A 75 ans, Ridley Scott commettait en meurtre: il assassinait Hollywood dans un thriller enroulé dans un linceul.

PAR THOMAS AGNELLI

L’histoire? Un avocat respecté (Michael Fassbender) pense pouvoir mettre le pied dans un trafic de drogue, dont Brad Pitt joue un des membres, sans être happé, et se retrouve vite à devoir survivre. La séquence liminaire où un couple amoureux (Michael Fassbender et Penelope Cruz) succombe au plaisir de l’alcôve sert d’avertissement: ce sera la seule scène d’amour, où s’exprimera une vision d’hédonisme. La suite ne sera qu’une débandade, rappelant que le plaisir et le bonheur sont des notions éphémères. Cartel ressemble au cimetière des rêves brisés.

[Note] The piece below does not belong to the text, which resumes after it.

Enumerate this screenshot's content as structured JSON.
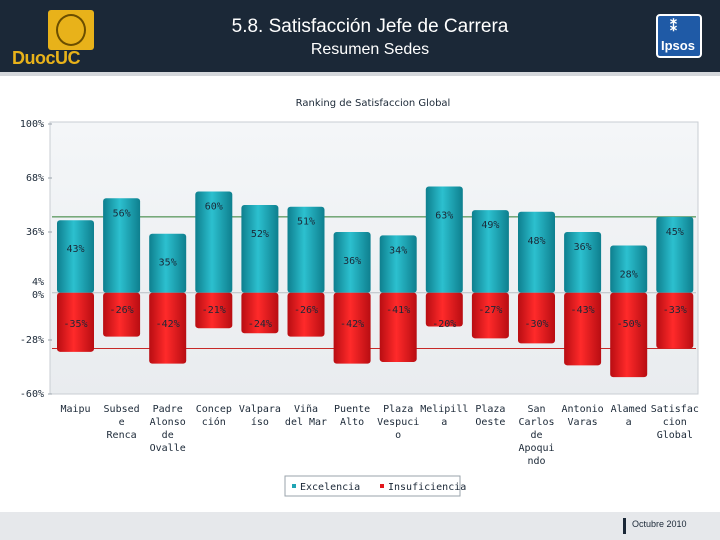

Après Prometheus, Ridley Scott illustre un scénario de Cormac McCarthy. Les romans de cet écrivain ont déjà été adaptés au cinéma (No Country For Old Men, des frères Coen; La route de John Hillcoat et Le fils de dieu, de James Franco) et, sans surprise, on retrouve dans Cartel toutes ses obsessions et sa vision d’un monde à la dérive. Dans l’écriture, il privilégie la notation, le détail, la sensation pour amplifier la sombre beauté d’un monde ravagé. Comme toujours chez McCarthy, la civilisation est présentée comme un mirage et toute tentative de reconstruction sociale annonce sa propre destruction. En filigrane, Cartel est travaillé par la nostalgie d’une Amérique révolue (les dérives de la société contemporaine, le passage avec John Leguizamo, la discussion entre Brad Pitt et Michael Fassbender sur le snuff movie, sur le fait qu’en regardant des gens mourir on se place du côté des monstres) et la faible espérance de vie des mythes: si on ne croit plus, alors on n’espère plus et on ne vit plus. Cartel est un film de survie dans un monde de vautours. Si pesant, si noir, si désagréable que pas grand-monde ne l’avait soutenu à l’époque.

Pourtant, en voyant Cartel, on s’évoque les dernières phrases du shérif joué par Tommy Lee Jones à la fin de No Country for Old men, dégoûté par le cynisme de ses concitoyens et la cruauté du monde (plus d’honneur, plus d’honnêteté, rien que de la vermine). Cartel en est le prolongement direct comme pouvait l’être La route qui se déroulait dans un monde post-apocalyptique. La manière dont Ridley Scott filme le sexe et la violence, crument, loin du puritanisme et du confort, non sans virtuosité, montre qu’il va falloir s’habituer dans un monde d’épaves. Sans en dire trop, toutes les morts du film sont marquantes (c’est presque si le sang éclabousse le visage). Comme chez Sam Peckinpah en son temps (Les chiens de paille) ou encore Paul Verhoeven dans sa période américaine (Starship Troopers, Showgirls), Scott entretient un rapport assez ambigu avec les images et son point de vue sur l’écrin de luxe ou encore les femmes (mante-religieuse pour Cameron Diaz, blanche colombe pour Penelope Cruz) prête à débat. En résultent quelques scènes vraiment étranges dont une qui risque de rester dans les mémoires où Cameron Diaz fait l’amour à une voiture. C’est une manière de créer un décalage trompeur et de donner une dimension grotesque à l’horreur du monde.

Pour toutes ces raisons, Cartel est sans conteste le film le plus tourmenté, le plus sombre de Ridley Scott, hanté par la douleur et la mort, parcouru par la dégoût de la vie. Certains vont sans doute y voir quelque chose d’expiatoire et d’intime et ils auront sans doute raison. Quelque chose s’est clairement brisé dans sa filmo avec ce film.